Make support of multiple applications per origin a MUST

[mounirlamouri]

Conclusion of "Single instance mode vs multiple instances in manifest spec" discussion in the mailing list: http://lists.w3.org/Archives/Public/public-sysapps/2013Apr/0205.html

[jmajnert]

A few issues, to begin discussion:

• Should hosted applications sharing an origin go by the regular Web rules and share resources like localStorage, IDB, cookies etc?

IIRC we agree that applications should be sandboxed from each other.

• Should packaged applications be able to share origin with other web content or with hosted applications?

IIRC Jonas and Marcos found it a good idea, but I haven't seen a proposition how to do it yet.

• Should it be possible for packaged apps to share an origin? If so, should they also share localStorage, cookies, DB like regular Web apps? Should they be able to retrieve resources from each other? How to solve naming conflicts (ex. both apps have documentA.html in the same path)?

IMHO packaged apps should not be able to share origin nor any local resources.

• How is a System Application (whether hosted or packaged) identified? Is it by the manifest URL?

Manifest URL should be enough to identify a hosted app. But for packaged apps, which can be delivered via different means, downloaded from different app stores etc. It is a bigger issue. Actually, I'm going to put this into a separate issue (https://github.com/sysapps/runtime/issues/99)

[mounirlamouri]

A few issues, to begin discussion:

• Should hosted applications sharing an origin go by the regular Web rules and share resources like localStorage, IDB, cookies etc?

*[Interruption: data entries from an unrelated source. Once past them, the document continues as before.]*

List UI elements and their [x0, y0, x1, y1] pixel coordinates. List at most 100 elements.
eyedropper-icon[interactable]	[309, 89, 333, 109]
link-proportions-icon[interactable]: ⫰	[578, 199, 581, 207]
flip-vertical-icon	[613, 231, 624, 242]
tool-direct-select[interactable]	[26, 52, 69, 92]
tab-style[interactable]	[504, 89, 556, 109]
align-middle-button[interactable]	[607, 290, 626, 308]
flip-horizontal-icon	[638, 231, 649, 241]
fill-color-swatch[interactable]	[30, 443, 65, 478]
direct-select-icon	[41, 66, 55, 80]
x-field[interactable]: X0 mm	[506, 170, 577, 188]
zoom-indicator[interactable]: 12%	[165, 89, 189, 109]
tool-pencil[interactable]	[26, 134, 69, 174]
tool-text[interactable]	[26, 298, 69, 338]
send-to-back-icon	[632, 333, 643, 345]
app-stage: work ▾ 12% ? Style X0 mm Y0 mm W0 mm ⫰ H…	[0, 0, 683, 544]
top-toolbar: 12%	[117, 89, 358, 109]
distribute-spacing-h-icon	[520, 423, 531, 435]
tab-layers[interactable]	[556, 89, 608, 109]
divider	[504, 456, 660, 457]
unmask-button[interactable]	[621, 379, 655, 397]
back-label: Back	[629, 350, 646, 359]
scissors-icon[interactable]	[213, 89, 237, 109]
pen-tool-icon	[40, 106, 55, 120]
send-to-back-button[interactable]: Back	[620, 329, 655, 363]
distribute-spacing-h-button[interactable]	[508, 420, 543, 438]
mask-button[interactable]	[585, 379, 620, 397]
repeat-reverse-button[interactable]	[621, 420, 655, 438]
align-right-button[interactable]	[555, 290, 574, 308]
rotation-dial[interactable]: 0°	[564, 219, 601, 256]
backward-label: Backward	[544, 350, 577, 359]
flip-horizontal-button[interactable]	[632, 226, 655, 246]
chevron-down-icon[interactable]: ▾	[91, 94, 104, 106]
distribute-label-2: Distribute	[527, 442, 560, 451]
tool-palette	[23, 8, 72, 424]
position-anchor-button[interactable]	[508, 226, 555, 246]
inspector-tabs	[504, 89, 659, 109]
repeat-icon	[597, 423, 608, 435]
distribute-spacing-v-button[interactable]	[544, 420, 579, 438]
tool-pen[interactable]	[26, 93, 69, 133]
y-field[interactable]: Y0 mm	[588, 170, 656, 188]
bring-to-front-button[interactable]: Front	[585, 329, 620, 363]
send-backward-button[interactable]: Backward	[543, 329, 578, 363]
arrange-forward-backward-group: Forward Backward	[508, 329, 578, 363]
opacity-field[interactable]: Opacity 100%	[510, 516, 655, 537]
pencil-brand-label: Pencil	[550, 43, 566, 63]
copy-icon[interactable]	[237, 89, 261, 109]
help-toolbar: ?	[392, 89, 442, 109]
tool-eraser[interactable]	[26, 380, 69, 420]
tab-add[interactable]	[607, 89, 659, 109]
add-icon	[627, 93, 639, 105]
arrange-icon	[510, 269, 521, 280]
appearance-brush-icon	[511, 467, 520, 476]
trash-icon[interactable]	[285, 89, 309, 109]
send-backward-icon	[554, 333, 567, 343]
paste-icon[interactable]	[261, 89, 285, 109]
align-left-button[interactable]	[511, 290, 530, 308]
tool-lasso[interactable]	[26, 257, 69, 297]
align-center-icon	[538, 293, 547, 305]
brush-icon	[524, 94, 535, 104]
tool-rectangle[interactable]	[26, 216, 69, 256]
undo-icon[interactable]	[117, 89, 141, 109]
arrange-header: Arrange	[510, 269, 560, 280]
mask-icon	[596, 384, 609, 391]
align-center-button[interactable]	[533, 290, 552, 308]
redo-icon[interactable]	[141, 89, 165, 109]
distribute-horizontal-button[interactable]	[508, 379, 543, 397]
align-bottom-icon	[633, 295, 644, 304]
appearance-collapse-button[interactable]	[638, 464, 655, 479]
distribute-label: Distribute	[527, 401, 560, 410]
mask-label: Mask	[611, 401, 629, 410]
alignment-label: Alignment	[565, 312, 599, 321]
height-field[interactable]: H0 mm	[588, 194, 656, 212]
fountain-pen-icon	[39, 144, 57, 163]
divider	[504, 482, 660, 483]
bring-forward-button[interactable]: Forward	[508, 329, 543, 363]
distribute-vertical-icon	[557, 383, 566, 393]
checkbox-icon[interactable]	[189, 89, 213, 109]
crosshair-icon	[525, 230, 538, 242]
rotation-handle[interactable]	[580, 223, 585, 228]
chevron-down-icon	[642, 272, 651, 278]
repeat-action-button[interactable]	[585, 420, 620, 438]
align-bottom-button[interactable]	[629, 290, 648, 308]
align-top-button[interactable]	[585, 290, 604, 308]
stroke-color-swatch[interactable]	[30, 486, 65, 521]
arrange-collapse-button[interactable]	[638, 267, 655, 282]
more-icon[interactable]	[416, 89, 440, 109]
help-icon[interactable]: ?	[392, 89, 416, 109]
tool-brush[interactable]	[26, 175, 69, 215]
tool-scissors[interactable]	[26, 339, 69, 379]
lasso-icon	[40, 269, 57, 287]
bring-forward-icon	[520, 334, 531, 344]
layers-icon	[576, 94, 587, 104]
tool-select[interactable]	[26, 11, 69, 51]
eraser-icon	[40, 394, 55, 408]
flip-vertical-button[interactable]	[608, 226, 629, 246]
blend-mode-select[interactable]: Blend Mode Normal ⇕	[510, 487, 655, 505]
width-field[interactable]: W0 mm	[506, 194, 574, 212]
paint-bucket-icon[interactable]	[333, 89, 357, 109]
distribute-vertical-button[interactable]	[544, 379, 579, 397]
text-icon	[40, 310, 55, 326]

IIRC we agree that applications should be sandboxed from each other.

We are speaking of running two instance of the same installed applications so I guess the answer is yes.

• Should packaged applications be able to share origin with other web content or with hosted applications?

IIRC Jonas and Marcos found it a good idea, but I haven't seen a proposition how to do it yet.

It seems that there are use cases where this is needed but I haven't heard any very good solution yet.

• Should it be possible for packaged apps to share an origin? If so, should they also share localStorage, cookies, DB like regular Web apps? Should they be able to retrieve resources from each other? How to solve naming conflicts (ex. both apps have documentA.html in the same path)?

IMHO packaged apps should not be able to share origin nor any local resources.

Unless that happens as an side effect from the previous point, I don't think we should make that happen.

[jmajnert]

We are speaking of running two instance of the same installed applications so I guess the answer is yes.

I think we are talking generally. What about instances of completely different installed applications then? Can such apps share origin, local resources, IDB, cookies, localStorage?

[mounirlamouri]

The current runtime spec does not allow that.

[jmajnert]

The current runtime spec does not allow that.

I though we were discussing how to change the spec? The title of this issue is: "Make support of multiple applications per origin a MUST" and it is supposed to be a follow up of this message: "http://lists.w3.org/Archives/Public/public-sysapps/2013Apr/0259.html", where Jonas writes: "Two hosted apps can come from the same origin"

Did I get something wrong?

[jmajnert]

Section 7 of the runtime spec (http://runtime.sysapps.org/#data-isolation) says that two running application instances should be isolated. At least that's how I understand it. So to allow two instances of the same application to share resources, we should clarify this section to distinguish between "running application instances" and "installed applications", or something similar.